For the record, if I weren't trying to ensure this compatibility, I would have distinguished three cases:
- hyphenation that occurs at a line or page break but would never occur normally: use U+00AD
- hyphenation that occurs at a line or page break but might have occurred normally: use U+002D
- hyphenation that should always be present, such as "re-creation" (to create again, as opposed to leisure activity): use U+2011
[pw]: two points. 1) I'm not sure I see the distinction between the last two examples--why would you use two different characters? 2) for the first example, particularly for end-of-line in prose where line breaks aren't otherwise recorded, why include this at all? It would mess up searching at least in some systems (eg DLXS).
profile/langUsage/language as empty element?

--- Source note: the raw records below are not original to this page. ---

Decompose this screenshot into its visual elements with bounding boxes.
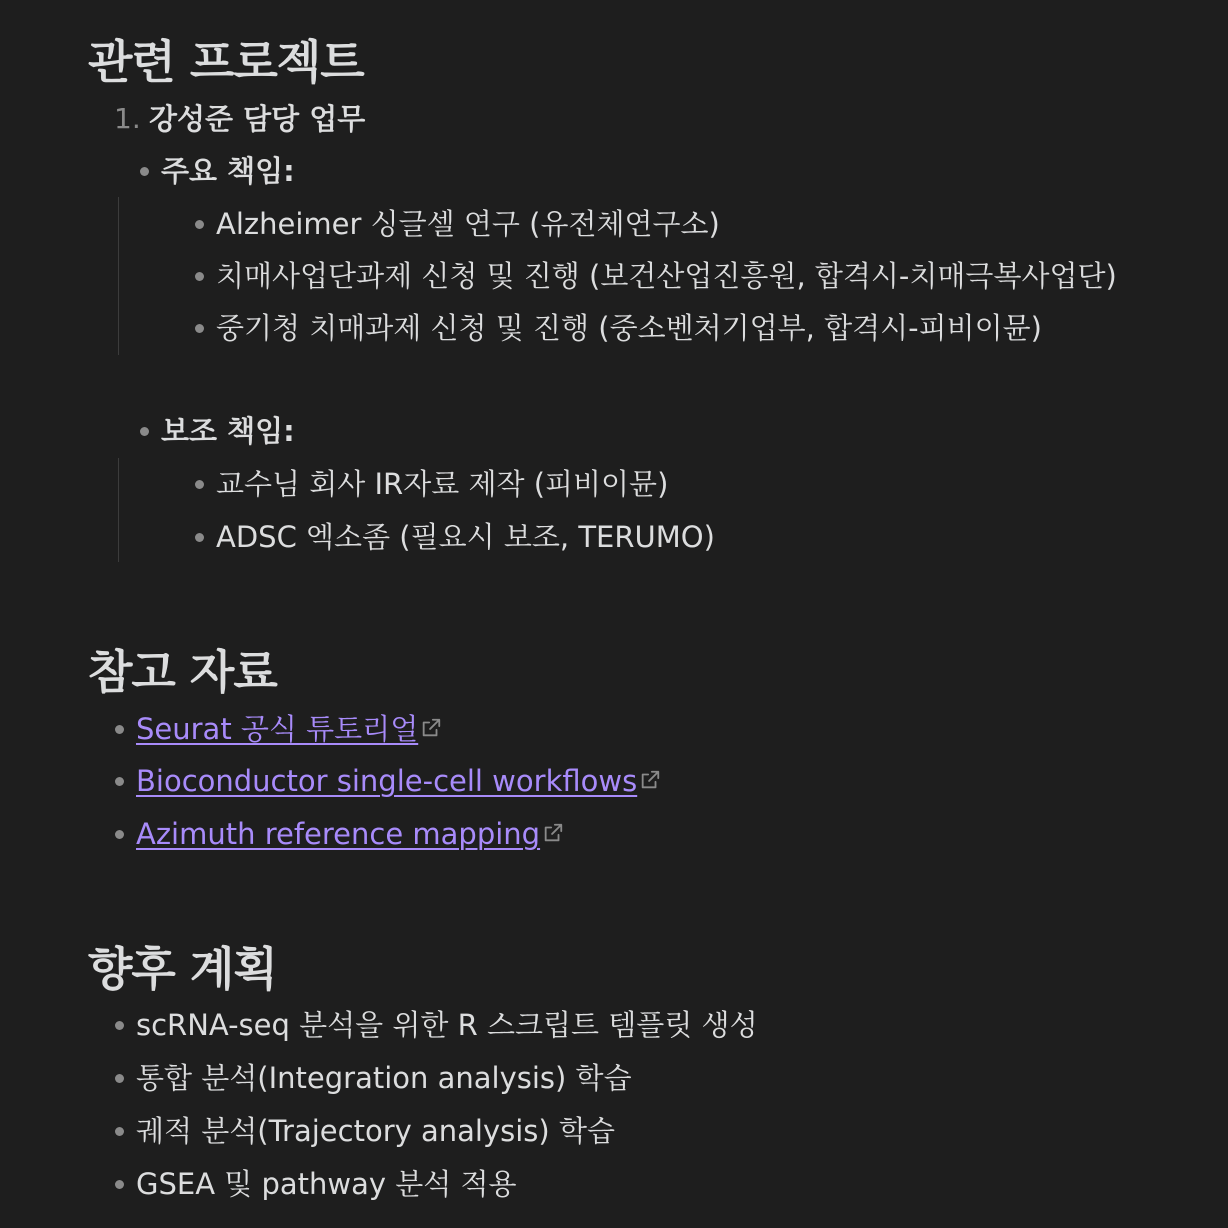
list-number: 1.	[114, 102, 141, 135]
bullet-icon	[195, 533, 204, 542]
bullet-icon	[115, 1127, 124, 1136]
reference-link-item	[136, 709, 442, 749]
bullet-icon	[195, 324, 204, 333]
indent-guide	[118, 197, 119, 355]
bullet-icon	[195, 272, 204, 281]
bioconductor-workflows-link[interactable]: Bioconductor single-cell workflows	[136, 764, 638, 798]
bullet-icon	[115, 830, 124, 839]
bullet-icon	[195, 220, 204, 229]
heading-future-plans: 향후 계획	[88, 942, 277, 996]
reference-link-item	[136, 814, 564, 854]
secondary-responsibility-label: 보조 책임:	[161, 414, 295, 448]
list-item-title: 강성준 담당 업무	[149, 102, 366, 136]
list-item: 중기청 치매과제 신청 및 진행 (중소벤처기업부, 합격시-피비이뮨)	[216, 311, 1042, 345]
seurat-tutorial-link[interactable]: Seurat 공식 튜토리얼	[136, 712, 419, 746]
list-item: scRNA-seq 분석을 위한 R 스크립트 템플릿 생성	[136, 1008, 758, 1042]
list-item: ADSC 엑소좀 (필요시 보조, TERUMO)	[216, 520, 715, 554]
list-item: 교수님 회사 IR자료 제작 (피비이뮨)	[216, 467, 669, 501]
bullet-icon	[140, 427, 149, 436]
bullet-icon	[115, 1074, 124, 1083]
indent-guide	[118, 458, 119, 562]
primary-responsibility-label: 주요 책임:	[161, 154, 295, 188]
bullet-icon	[115, 725, 124, 734]
bullet-icon	[115, 1180, 124, 1189]
list-item: Alzheimer 싱글셀 연구 (유전체연구소)	[216, 207, 720, 241]
external-link-icon[interactable]	[639, 769, 661, 791]
external-link-icon[interactable]	[420, 717, 442, 739]
list-item: GSEA 및 pathway 분석 적용	[136, 1167, 517, 1201]
reference-link-item	[136, 761, 661, 801]
list-item: 궤적 분석(Trajectory analysis) 학습	[136, 1114, 615, 1148]
bullet-icon	[115, 1021, 124, 1030]
heading-references: 참고 자료	[88, 645, 277, 699]
list-item: 치매사업단과제 신청 및 진행 (보건산업진흥원, 합격시-치매극복사업단)	[216, 259, 1117, 293]
bullet-icon	[195, 480, 204, 489]
bullet-icon	[140, 167, 149, 176]
azimuth-mapping-link[interactable]: Azimuth reference mapping	[136, 817, 541, 851]
list-item: 통합 분석(Integration analysis) 학습	[136, 1061, 632, 1095]
heading-related-projects: 관련 프로젝트	[88, 35, 364, 89]
bullet-icon	[115, 777, 124, 786]
external-link-icon[interactable]	[542, 822, 564, 844]
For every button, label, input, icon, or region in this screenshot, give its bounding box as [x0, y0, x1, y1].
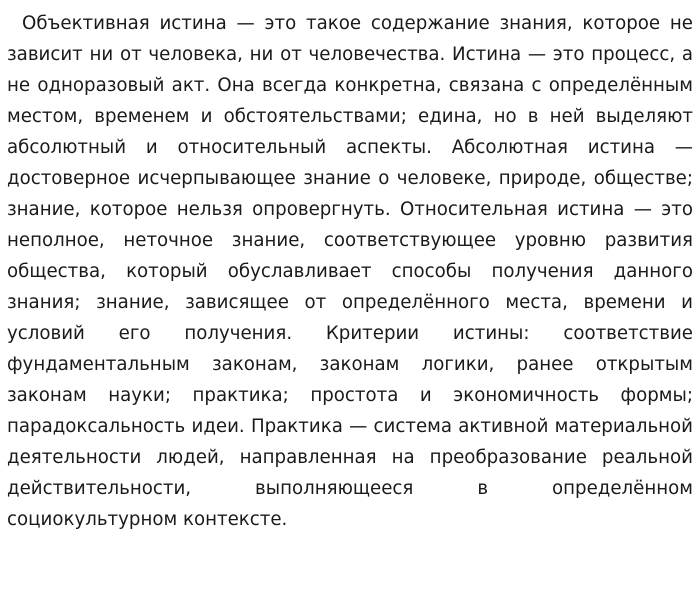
body-paragraph: Объективная истина — это такое содержание знания, которое не зависит ни от человека, ни от человечества. Истина — это процесс, а не одноразовый акт. Она всегда конкретна, связана с определённым местом, временем и обстоятельствами; едина, но в ней выделяют абсолютный и относительный аспекты. Абсолютная истина — достоверное исчерпывающее знание о человеке, природе, обществе; знание, которое нельзя опровергнуть. Относительная истина — это неполное, неточное знание, соответствующее уровню развития общества, который обуславливает способы получения данного знания; знание, зависящее от определённого места, времени и условий его получения. Критерии истины: соответствие фундаментальным законам, законам логики, ранее открытым законам науки; практика; простота и экономичность формы; парадоксальность идеи. Практика — система активной материальной деятельности людей, направленная на преобразование реальной действительности, выполняющееся в определённом социокультурном контексте.: [7, 13, 693, 530]
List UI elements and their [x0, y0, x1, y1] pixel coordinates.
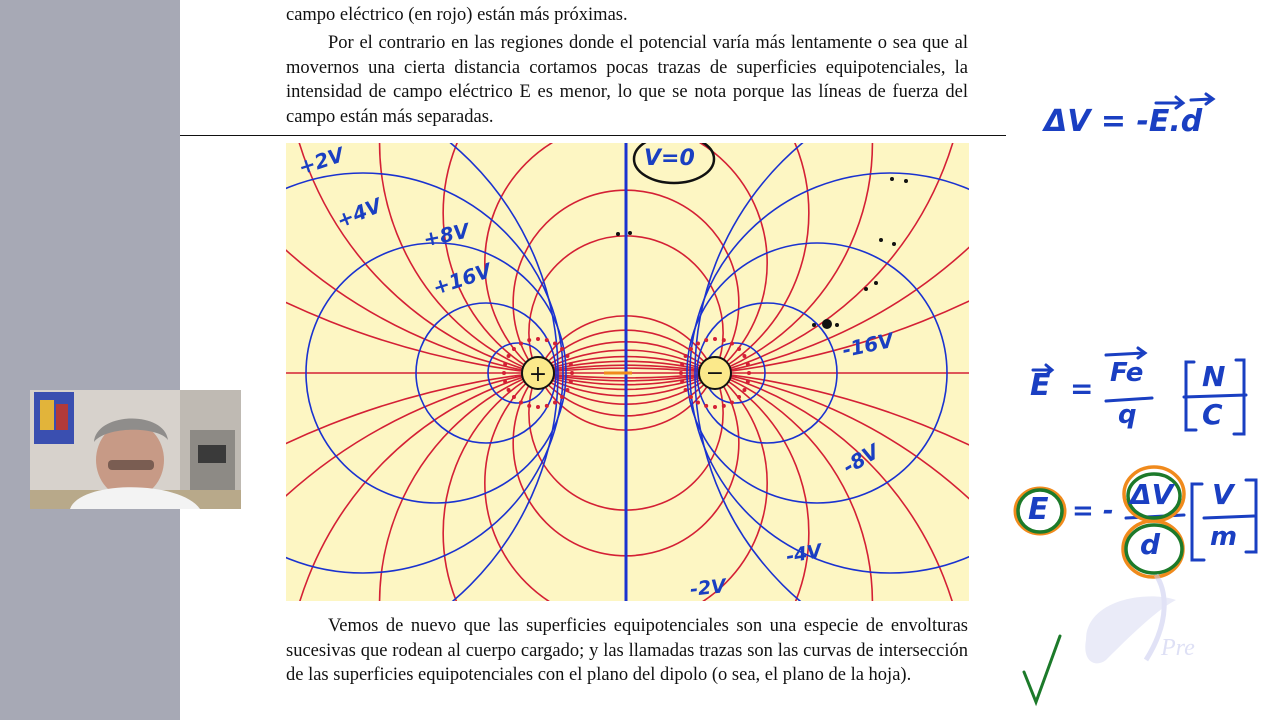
- paragraph-1-tail: campo eléctrico (en rojo) están más próximas.: [286, 5, 628, 25]
- eq2-denominator: q: [1118, 400, 1137, 430]
- minus-16v-label: -16V: [840, 327, 896, 363]
- equation-delta-v: ΔV = -E.d: [1044, 104, 1203, 139]
- minus-4v-label: -4V: [784, 540, 824, 568]
- svg-text:Pre: Pre: [1161, 635, 1195, 661]
- minus-8v-label: -8V: [838, 439, 884, 479]
- charges-layer: [286, 143, 969, 601]
- eq2-equals: =: [1070, 372, 1094, 405]
- eq2-unit-c: C: [1202, 398, 1223, 431]
- eq3-numerator: ΔV: [1130, 478, 1174, 511]
- minus-2v-label: -2V: [688, 575, 727, 601]
- fpre-watermark-logo: [1085, 575, 1195, 663]
- eq3-unit-m: m: [1210, 522, 1238, 552]
- positive-charge: [522, 357, 554, 389]
- paragraph-2: Por el contrario en las regiones donde el potencial varía más lentamente o sea que al movernos una cierta distancia cortamos pocas trazas de superficies equipotenciales, la intensidad de campo eléctrico E es menor, lo que se nota porque las líneas de fuerza del campo están más separadas.: [286, 33, 968, 127]
- presenter-video: [30, 390, 241, 509]
- eq2-e: E: [1030, 368, 1051, 403]
- negative-charge-symbol: −: [705, 361, 725, 386]
- notes-panel: [1006, 0, 1280, 720]
- eq2-unit-n: N: [1202, 360, 1226, 393]
- paragraph-3: Vemos de nuevo que las superficies equipotenciales son una especie de envolturas sucesivas que rodean al cuerpo cargado; y las llamadas trazas son las curvas de intersección de las superficies equipotenciales con el plano del dipolo (o sea, el plano de la hoja).: [286, 616, 968, 685]
- plus-8v-label: +8V: [421, 218, 472, 252]
- webcam-overlay: [30, 390, 241, 509]
- v-zero-label: V=0: [644, 146, 695, 171]
- plus-2v-label: +2V: [295, 142, 347, 180]
- dipole-figure: [286, 143, 969, 601]
- eq3-equals-minus: = -: [1072, 496, 1114, 526]
- plus-4v-label: +4V: [333, 193, 385, 233]
- positive-charge-symbol: +: [528, 362, 548, 387]
- eq3-e: E: [1028, 492, 1049, 527]
- section-rule: [180, 135, 1006, 136]
- plus-16v-label: +16V: [429, 258, 495, 300]
- negative-charge: [699, 357, 731, 389]
- eq3-unit-v: V: [1212, 478, 1234, 511]
- eq3-denominator: d: [1140, 528, 1161, 561]
- ink-dots: [616, 177, 908, 329]
- eq2-numerator: Fe: [1110, 358, 1144, 388]
- green-check-icon: [1024, 636, 1060, 702]
- left-margin: [0, 0, 180, 720]
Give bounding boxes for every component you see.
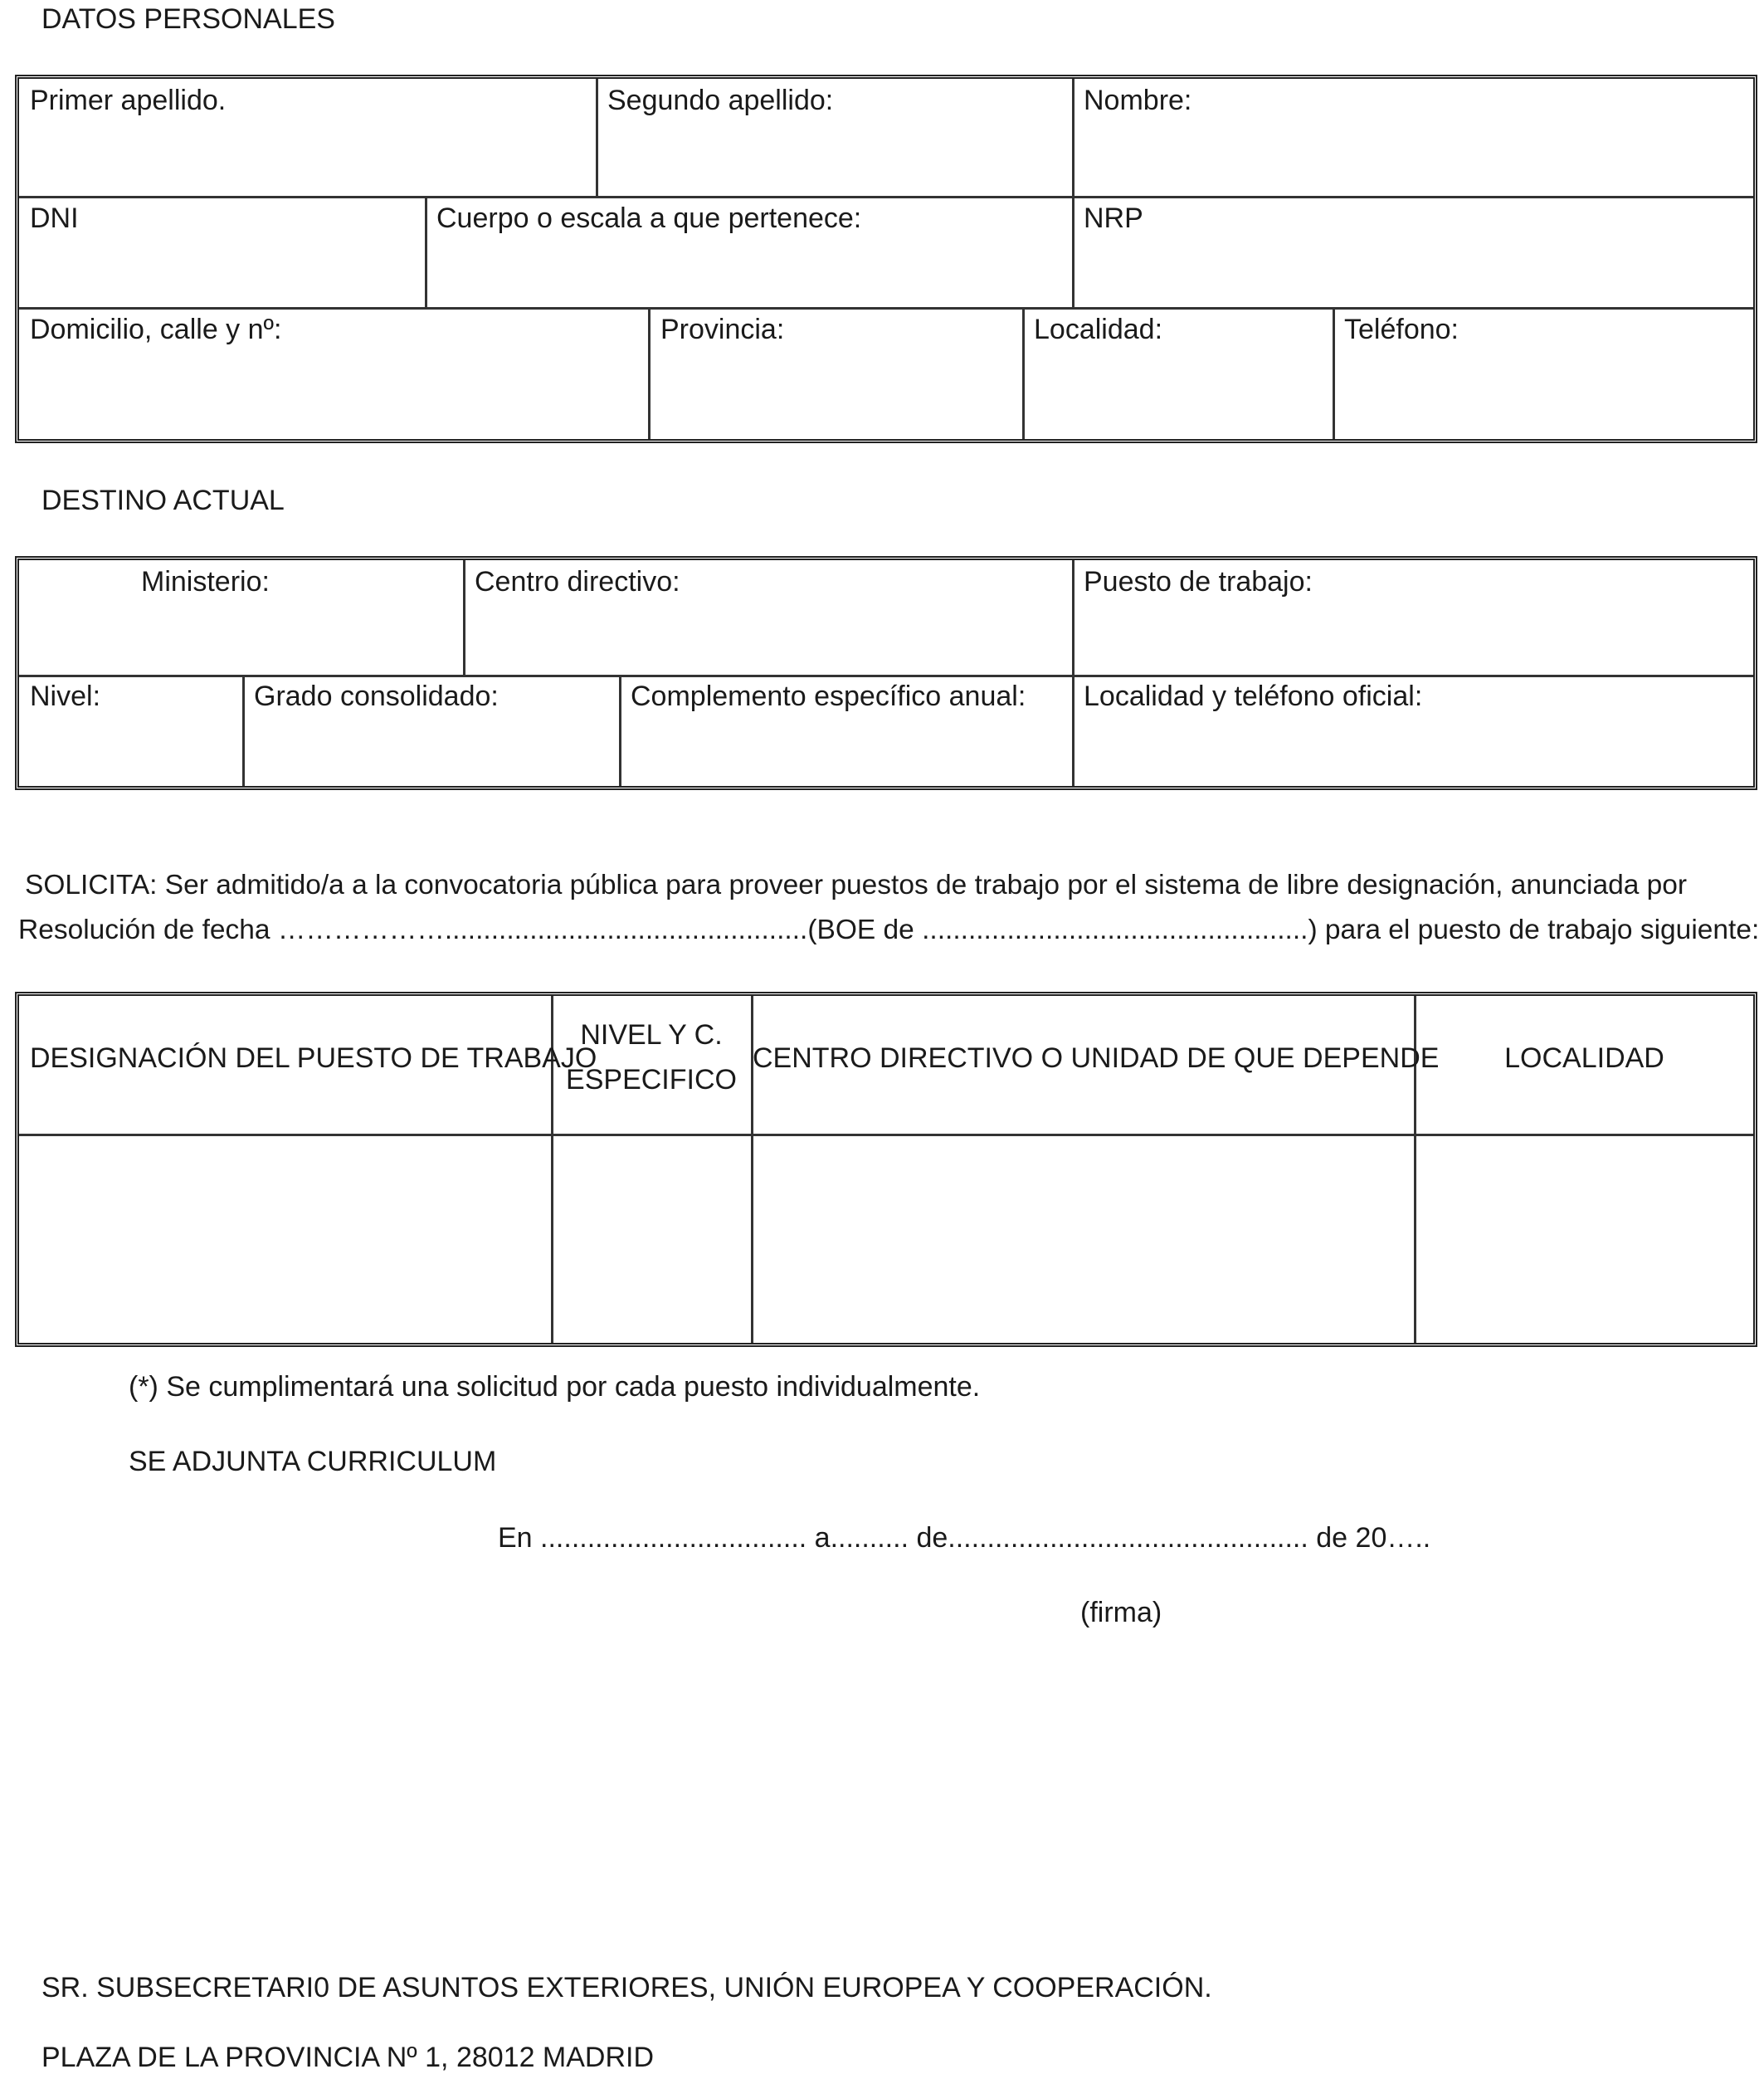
field-nrp[interactable]: NRP	[1084, 203, 1143, 234]
addressee-line-2: PLAZA DE LA PROVINCIA Nº 1, 28012 MADRID	[41, 2042, 655, 2073]
field-localidad[interactable]: Localidad:	[1034, 314, 1163, 345]
input-localidad[interactable]	[1417, 1136, 1753, 1342]
table-divider	[463, 560, 465, 675]
note-attach-cv: SE ADJUNTA CURRICULUM	[129, 1446, 497, 1477]
solicita-line-2: Resolución de fecha ………………...............................................(BOE de ..................................................) para el puesto de trabajo siguiente:	[18, 915, 1760, 945]
field-segundo-apellido[interactable]: Segundo apellido:	[607, 85, 834, 116]
place-date-line[interactable]: En .................................. a.......... de.............................................. de 20…..	[498, 1522, 1431, 1554]
table-divider	[19, 307, 1753, 310]
field-dni[interactable]: DNI	[30, 203, 79, 234]
personal-data-table	[15, 75, 1757, 443]
table-divider	[1072, 79, 1074, 307]
field-nombre[interactable]: Nombre:	[1084, 85, 1192, 116]
table-divider	[619, 675, 621, 786]
table-header-localidad: LOCALIDAD	[1504, 1042, 1664, 1074]
section-title-personal: DATOS PERSONALES	[41, 3, 335, 35]
field-primer-apellido[interactable]: Primer apellido.	[30, 85, 227, 116]
field-domicilio[interactable]: Domicilio, calle y nº:	[30, 314, 282, 345]
field-centro-directivo[interactable]: Centro directivo:	[475, 566, 680, 598]
table-divider	[596, 79, 598, 196]
table-header-nivel: NIVEL Y C.	[580, 1019, 723, 1051]
field-telefono[interactable]: Teléfono:	[1344, 314, 1459, 345]
field-complemento-especifico[interactable]: Complemento específico anual:	[631, 681, 1026, 712]
table-divider	[1022, 307, 1025, 439]
field-grado-consolidado[interactable]: Grado consolidado:	[254, 681, 499, 712]
table-divider	[19, 196, 1753, 198]
destination-table	[15, 556, 1757, 790]
field-provincia[interactable]: Provincia:	[660, 314, 785, 345]
table-header-designacion: DESIGNACIÓN DEL PUESTO DE TRABAJO	[30, 1042, 597, 1074]
table-divider	[242, 675, 245, 786]
table-header-centro: CENTRO DIRECTIVO O UNIDAD DE QUE DEPENDE	[753, 1042, 1440, 1074]
table-divider	[19, 675, 1753, 677]
solicita-line-1: SOLICITA: Ser admitido/a a la convocatoria pública para proveer puestos de trabajo por el sistema de libre designación, anunciada por	[25, 870, 1688, 900]
table-divider	[425, 196, 427, 307]
table-header-especifico: ESPECIFICO	[566, 1064, 737, 1096]
addressee-line-1: SR. SUBSECRETARI0 DE ASUNTOS EXTERIORES, UNIÓN EUROPEA Y COOPERACIÓN.	[41, 1972, 1212, 2003]
note-one-per-post: (*) Se cumplimentará una solicitud por cada puesto individualmente.	[129, 1371, 981, 1403]
signature-label: (firma)	[1080, 1597, 1162, 1628]
field-ministerio[interactable]: Ministerio:	[141, 566, 270, 598]
input-designacion[interactable]	[19, 1136, 550, 1342]
field-puesto-trabajo[interactable]: Puesto de trabajo:	[1084, 566, 1313, 598]
field-localidad-telefono[interactable]: Localidad y teléfono oficial:	[1084, 681, 1423, 712]
table-divider	[1072, 560, 1074, 786]
input-centro-directivo[interactable]	[754, 1136, 1413, 1342]
input-nivel-especifico[interactable]	[554, 1136, 750, 1342]
table-divider	[1333, 307, 1335, 439]
section-title-destination: DESTINO ACTUAL	[41, 485, 285, 516]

I added the language element to the header. The ident= attribute is required, but the element may be empty (despite no such examples given in P5). It seems entirely redundant to me to have content for this element. Should we prescribe having no content for it (and just a value for ident=)?
idno in sourceDesc
I substantially rewrote the description of the idno element in sourceDesc. Does this sound right to everyone? In Raleigh people said they wanted examples of local identifiers, but I don't see where this adds anything useful. Thoughts?
workflow descriptions and slightly revised rationales
I have created a "Workflow" section after the "Rationale" section for Levels 1-4, expanding on the brief description of workflows that we already had in place. I also revised some rationales, especially Level 3. Everything look okay?
Level 3 and Tite
I've explained the relationship between the Best Practices and Tite vis-a-vis Level 3 and Level 4. As Tite explains, there are a few elements missing from Level 3 which are included in Tite. Should we just include these in Level 3 so that elements in the body of each map exactly?